Stacksteads is a village between the towns of Bacup and Waterfoot within the Rossendale borough of Lancashire, England. The population of this Rossendale ward at the 2011 census was 3,789. Stacksteads includes a mountain bike trail called Lee Quarry which had originally been a working quarry.

It is part of the Rossendale and Darwen constituency, with Jake Berry having been the Member of Parliament since 2010.

History
In the 19th century it was home to several cotton mills along the banks of the River Irwell. These expanded after the ending of the American Civil War. During the 1870s agricultural labourers moved from across the UK – including many from East Anglia – to drive this expansion.

During the 20th century, as the cotton trade decreased in the face of overseas manufacture, some of the mills were adapted to more modern purposes such as footwear – notably the Bacup Shoe Company in the former Stacksteads Mill. In the 1980s, the village featured in a number of episodes of the long running BBC1 police procedural drama series Juliet Bravo, set in a fictional part of the Rossendale Valley between Rawtenstall and Bacup. It was also the location for the filming of Laurence Olivier Presents: Hindle Wakes, a 1976 version of the stage play, directed by Laurence Olivier.

Today
The area is today noted for a high number of reported UFO sightings and featured in one episode of a 2008 Five TV series on British cases.

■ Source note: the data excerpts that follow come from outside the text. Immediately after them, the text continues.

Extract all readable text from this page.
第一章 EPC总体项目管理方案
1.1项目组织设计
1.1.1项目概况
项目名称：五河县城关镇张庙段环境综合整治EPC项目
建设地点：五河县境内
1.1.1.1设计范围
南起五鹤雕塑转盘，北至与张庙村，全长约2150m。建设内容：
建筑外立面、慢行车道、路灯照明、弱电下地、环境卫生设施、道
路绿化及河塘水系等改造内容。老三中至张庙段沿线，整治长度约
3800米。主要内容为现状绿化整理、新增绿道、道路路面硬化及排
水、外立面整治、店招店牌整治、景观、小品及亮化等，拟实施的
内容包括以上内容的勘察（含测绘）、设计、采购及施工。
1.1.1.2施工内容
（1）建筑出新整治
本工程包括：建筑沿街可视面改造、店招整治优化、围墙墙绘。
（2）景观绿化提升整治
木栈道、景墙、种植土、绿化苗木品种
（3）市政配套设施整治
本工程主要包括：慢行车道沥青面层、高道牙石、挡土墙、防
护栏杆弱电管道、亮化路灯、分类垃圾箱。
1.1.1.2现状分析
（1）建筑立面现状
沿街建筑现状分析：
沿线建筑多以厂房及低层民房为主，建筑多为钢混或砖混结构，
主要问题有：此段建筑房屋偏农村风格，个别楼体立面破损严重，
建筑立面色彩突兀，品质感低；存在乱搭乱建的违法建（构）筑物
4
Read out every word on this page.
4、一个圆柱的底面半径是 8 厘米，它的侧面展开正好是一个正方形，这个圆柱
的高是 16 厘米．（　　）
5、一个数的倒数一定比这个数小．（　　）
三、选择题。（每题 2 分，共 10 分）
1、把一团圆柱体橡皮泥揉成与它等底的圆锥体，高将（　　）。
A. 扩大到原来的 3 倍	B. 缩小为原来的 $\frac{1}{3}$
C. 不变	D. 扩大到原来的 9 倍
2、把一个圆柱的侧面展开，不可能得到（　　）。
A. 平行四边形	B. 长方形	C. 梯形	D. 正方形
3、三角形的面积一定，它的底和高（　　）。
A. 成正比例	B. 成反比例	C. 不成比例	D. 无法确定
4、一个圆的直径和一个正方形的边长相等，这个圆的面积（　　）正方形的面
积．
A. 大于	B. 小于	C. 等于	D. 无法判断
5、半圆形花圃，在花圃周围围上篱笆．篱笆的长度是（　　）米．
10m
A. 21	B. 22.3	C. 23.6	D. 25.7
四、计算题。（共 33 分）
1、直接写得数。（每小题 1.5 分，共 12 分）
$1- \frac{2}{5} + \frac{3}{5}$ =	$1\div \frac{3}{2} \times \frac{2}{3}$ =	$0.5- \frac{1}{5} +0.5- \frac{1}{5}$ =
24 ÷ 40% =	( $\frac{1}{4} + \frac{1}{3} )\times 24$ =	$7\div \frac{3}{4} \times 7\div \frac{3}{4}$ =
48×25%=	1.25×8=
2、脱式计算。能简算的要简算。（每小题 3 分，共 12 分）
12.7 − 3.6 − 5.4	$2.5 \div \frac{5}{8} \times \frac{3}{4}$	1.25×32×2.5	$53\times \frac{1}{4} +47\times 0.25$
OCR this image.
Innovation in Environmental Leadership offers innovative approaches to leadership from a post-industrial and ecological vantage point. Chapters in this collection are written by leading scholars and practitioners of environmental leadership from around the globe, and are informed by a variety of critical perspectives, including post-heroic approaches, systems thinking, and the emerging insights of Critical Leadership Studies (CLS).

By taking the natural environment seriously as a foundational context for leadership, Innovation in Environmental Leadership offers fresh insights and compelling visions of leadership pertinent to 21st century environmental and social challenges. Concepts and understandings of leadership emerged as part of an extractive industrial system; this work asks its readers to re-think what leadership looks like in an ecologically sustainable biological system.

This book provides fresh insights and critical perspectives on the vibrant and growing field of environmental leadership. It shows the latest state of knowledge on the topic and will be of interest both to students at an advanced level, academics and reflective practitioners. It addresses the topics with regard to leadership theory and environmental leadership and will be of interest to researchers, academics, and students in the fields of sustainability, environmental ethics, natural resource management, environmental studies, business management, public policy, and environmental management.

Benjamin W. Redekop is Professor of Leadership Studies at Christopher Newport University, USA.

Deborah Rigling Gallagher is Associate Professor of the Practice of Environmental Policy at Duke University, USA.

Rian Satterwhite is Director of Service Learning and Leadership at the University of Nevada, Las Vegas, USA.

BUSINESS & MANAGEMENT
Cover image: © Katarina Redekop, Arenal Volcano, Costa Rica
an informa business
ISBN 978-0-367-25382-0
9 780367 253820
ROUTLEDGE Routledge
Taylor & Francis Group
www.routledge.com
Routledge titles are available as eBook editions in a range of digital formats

Stacksteads has a Rosso Bus 464 going through it every 10 minutes via the main road through the village, Newchurch Road. There is a secondary school called The Valley Leadership Academy.

Stacksteads is home to the famous Kimberley Club formed in 1897 as a drinking club for quarry workers. Lit and warmed by gas (no electricity), it is still going strong and sells real ale direct from the barrel.

From 1903 until 2011 Stacksteads Cricket Club played on Waterbarn Recreation Ground adjacent to Waterbarn Baptist Church. The club moved to New Hall Hey Cricket Ground in nearby Rawtenstall after difficulties with the landlord who also owns the Grade 2 listed Waterbarn Baptist Chapel on Brandwood Road built in 1847.